Bild: Kinder ganztags in die Schule schicken? Das ist neben der praktischen imm…
Paris/Warschau taz | Bei den Sondierungen zu einer möglichen
Jamaika-Koalition sprechen sich sowohl Grüne als auch Union und FDP [1][für
ein Recht auf ganztägige Betreuung von Grundschulkindern] aus.
Grundsätzlich. Sollte es umgesetzt werden, wäre das ein Paradigmenwechsel
in Deutschland. In den Nachbarländern Polen und Frankreich ist die
Ganztagsbetreuung längst Normalität – trotz ganz unterschiedlicher
politischer Hintergründe.
In Polen will man zurück zum sozialistischen Modell
Polens Schulsystem entwickelte sich nach der Reform im Jahre 1999 zu einem
der besten Europas. Das liegt vor allem daran, dass den einzelnen Schulen
ein großer Spielraum gelassen wurde, um neben dem verbindlichen Lehrstoff
weitere Angebote zu entwickeln. Da wichtige Prüfungen zentral organisiert
sind, können die Leistungen der Schüler und Schülerinnen in ganz Polen
miteinander verglichen werden. Im Ranking „Welche Schule bereitet die
Kinder am besten auf die Prüfungen vor?“ konkurrieren die Schulen
miteinander. So bieten die meisten der inzwischen wieder achtjährigen
Grundschulen Hausaufgabenbetreuung an, zusätzliches Sporttraining und Kurse
zur Vorbereitung auf prestigeträchtige Lern-Olympiaden.

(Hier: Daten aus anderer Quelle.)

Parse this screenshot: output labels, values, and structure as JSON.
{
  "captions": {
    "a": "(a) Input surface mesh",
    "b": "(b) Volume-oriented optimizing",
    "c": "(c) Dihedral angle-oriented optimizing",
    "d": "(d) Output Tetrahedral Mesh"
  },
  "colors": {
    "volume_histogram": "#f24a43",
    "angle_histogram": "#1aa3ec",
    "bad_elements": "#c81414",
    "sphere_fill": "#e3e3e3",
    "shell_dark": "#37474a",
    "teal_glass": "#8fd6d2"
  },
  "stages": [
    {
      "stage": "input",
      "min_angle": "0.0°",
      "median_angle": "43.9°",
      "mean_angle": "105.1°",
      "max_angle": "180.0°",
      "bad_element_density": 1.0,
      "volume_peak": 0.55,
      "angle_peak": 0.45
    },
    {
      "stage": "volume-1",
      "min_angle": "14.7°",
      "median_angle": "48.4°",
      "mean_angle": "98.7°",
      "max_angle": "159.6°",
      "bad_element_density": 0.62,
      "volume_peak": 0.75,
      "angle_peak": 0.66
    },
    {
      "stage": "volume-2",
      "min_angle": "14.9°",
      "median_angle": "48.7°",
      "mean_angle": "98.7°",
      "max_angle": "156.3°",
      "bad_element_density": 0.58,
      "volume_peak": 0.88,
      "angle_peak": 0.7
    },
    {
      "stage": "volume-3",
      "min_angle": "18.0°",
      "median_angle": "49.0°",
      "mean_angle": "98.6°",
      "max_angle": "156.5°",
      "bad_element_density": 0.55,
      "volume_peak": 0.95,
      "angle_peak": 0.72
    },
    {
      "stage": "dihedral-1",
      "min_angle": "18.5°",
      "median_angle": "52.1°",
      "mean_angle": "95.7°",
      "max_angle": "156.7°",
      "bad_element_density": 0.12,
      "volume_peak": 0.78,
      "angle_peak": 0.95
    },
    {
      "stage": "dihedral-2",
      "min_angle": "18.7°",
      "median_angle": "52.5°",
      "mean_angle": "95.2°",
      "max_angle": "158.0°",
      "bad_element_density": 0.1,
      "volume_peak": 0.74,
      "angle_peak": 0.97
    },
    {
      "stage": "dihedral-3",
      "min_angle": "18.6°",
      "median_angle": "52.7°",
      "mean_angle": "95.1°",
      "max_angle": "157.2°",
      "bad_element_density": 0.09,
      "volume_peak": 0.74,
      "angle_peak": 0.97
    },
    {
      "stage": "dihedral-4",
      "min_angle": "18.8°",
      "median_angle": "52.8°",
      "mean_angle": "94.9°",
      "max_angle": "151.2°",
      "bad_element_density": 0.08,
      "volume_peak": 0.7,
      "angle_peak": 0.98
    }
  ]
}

Das sorgt auch
dafür, dass die meisten Schulen Polens heute Ganztagsschulen sind.
Andererseits muss kein Kind den ganzen Tag in der Schule verbringen, wenn
es das nicht will oder die Eltern gemeinsame Ausflüge oder Unternehmungen
planen.
Die meisten Schulen Polens bemühen sich inzwischen, das zentral vorgegebene
Auswendiglernen eines großen Stoffpensums durch freiwillige Kunst-,
Theater- und Musik-Workshops zu ergänzen. Zudem nehmen die meisten Kinder
mit großer Begeisterung an Projektwochen, Festivals, Turnieren und
Ausflügen teil, die die Schulen zusätzlich organisieren. Denn für
Kreativität und eigenständiges Denken oder Problemlösen ist auf dem zentral
vorgegebenen Stundenplan kaum Platz.
Obwohl die Schulreform von 1999, die ein dreigliedriges Schulsystem schuf –
mit sechsjähriger Grundschule, dreijähriger Mittelschule und dreijähriger
Ober- oder Berufsschule – sich in den letzten Jahren gut bewährt hat, was
auch zahlreiche internationale Leistungsvergleiche zeigen, behauptet die
derzeitige Regierung Polens das Gegenteil. Sie machte die Reform von 1999
rückgängig. In Zukunft soll es in Polen wieder ein zweigliedriges
Schulsystem geben mit einer achtjährigen Grundschule und einer
darauffolgenden vierjährigen Oberschule, die zum Abitur führt, oder einer
dreijährigen Berufsschule mit Berufsabschluss.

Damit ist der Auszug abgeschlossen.